Laporan Pendahuluan Asuhan Keperawatan Sindrom Steven Johnson
A.
Pengertian
Steven Johnson
Sindrom
Steven Johnson dalah sindroma yang mengenai kulit, selaput lendir di orifisium
dan mata dengan keadaan umum bervariasi dari ringan sampai berat, kelainan pada
kulit berupa eritema, vesikel/bula, dapat disertai purpura ( Mochtar Hamzah, 2005 : 147 )
Sindrom
Steven Johnson adalah sindrom kelainan kulit berupa eritema, vesikel/bula, dapat disertai purpura
yang mengenai kulit, selaput lender di orifisium dan mata dengan keadaan umum
bervariasi dari baik sampai buruk. (Mansjoer, A. ,Kapita Selekta Kedokteran, 2000 : 136 )
Sindrom
Steven Johnson adalah penyakit kulit akut dan berat yang terdiri dari erupsi
kulit, kelainan dimukosa dan konjungtifitis. ( Junadi, 1982: 480 )

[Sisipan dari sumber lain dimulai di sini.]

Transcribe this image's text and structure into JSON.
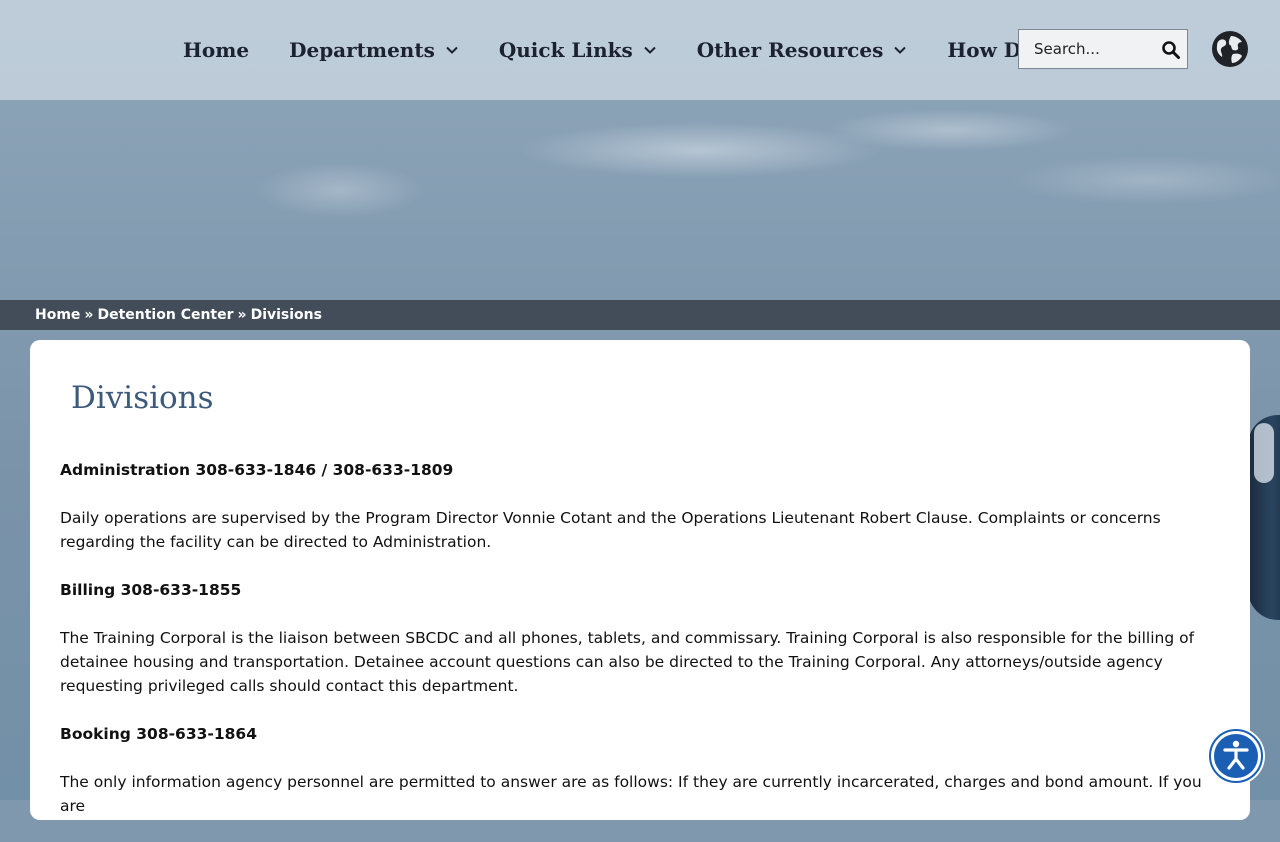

Sindrom Stevens-Johnson, biasanya disingkatkan sebagai SSJ, adalah reaksi buruk yang sangat gawat
terhadap obat. Efek samping obat ini mempengaruhi kulit, terutama selaput
mukosa. Juga ada versi efek samping ini yang lebih buruk, yang disebut sebagai
nekrolisis epidermis toksik (toxik epidermal necrolysis/TEN). Ada juga versi
yang lebih ringan, disebut sebagai eritema multiforme (EM) (Adithan,2006).
B.
Etiologi
Penyebab Steven
Johnson ini paling banyak dipicu oleh penggunaan obat-obatan atau dengan
kata lain, penyebab Steven Johnson ini adalah karena alergi obat-obat tertentu,
biasanya adalah penggunaan obat antibiotik. Selain alergi obat penyebab
lainnya adalah karena adanya infeksi virus, bakteri, atau jamur tertentu,
karena makanan seperti coklat, ketidak cocokan lingkungan misal udara dingin,
panas matahari dan bahkan bisa juga dipicu oleh penyakit keganasan lainnya
misal kanker. Sebenarnya, penyebab pasti dari Steven Johnson ini idiopatik atau
tidak selalu diketahui secara pasti, tapi yang paling banyak terjadi adalah
karena reaksi berlebihan dari tubuh untuk menolak obat-obatan yang masuk ke
dalam tubuh.
Alergi
obat tersering adalah golongan obat analgetik (pereda nyeri), antipiretik (penurun
demam) sekitar 45%, golongan karbamazepin sekitar 20% dan sisanya adalah jenis
jamu-jamuan.
Beberapa faktor yang dapat dianggap sebagai penyebab adalah:
a)
Alergi obat secara sistemik (misalnya penisilin, analgetik,
arti piuretik)
·
Penisilline dan semisentetiknya
·
Sthreptomicine
·
Sulfonamida
·
Tetrasiklin
·
Anti piretik atau analgesik (derifat, salisil/pirazolon,
metamizol, metampiron dan paracetamol)
·
Kloepromazin
·
Karbamazepin
·
Kirin Antipirin
·
Tegretol
b)
Infeksi mikroorganisme (bakteri, virus, jamur dan parasit)
c)
Neoplasma dan faktor endokrin
d)
Faktor fisik (udara dingin, sinar matahari, radiasi,
sinar-X)
e)
Makanan
C.
Faktor Predisposisi
Berdasarkan kasus yang
terdaftar dan diobservasi kejadian SSJ terjadi 1-3 kasus per satu juta penduduk setiap tahunnya. SSJ juga telah
dilaporkan lebih sering terjadi pada ras Kaukasia. Walaupun SSJ dapat mempengaruhi orang dari semua umur,
tampaknya anak lebih rentan. Tampaknya juga perempuan sedikit lebih rentan dari
pada laki-laki (Siregar, 2004).
D.
Manifestasi Klinis
Keadaan
umumnya bervariasi dari ringan sampai berat. Pada yang berat kesadarannya
menurun, penderita dapat soporous sampai koma. Mulainya penyakit akut dapat
disertai gejala prodromal berupa demam tinggi, malaise, nyeri kepala, batuk,
pilek dan nyeri tenggorokan.
Trias Steven Johnson (Hudak &
Gallo, 2010. Hlm: 601) adalah :
1) Kelainan kulit
Kelainan
kulit terdiri dari eritema, vesikel dan bula. Vesikel dan bula kemudian memecah
sehingga terjadi erosi yang luas. Disamping itu dapat juga terjadi purpura.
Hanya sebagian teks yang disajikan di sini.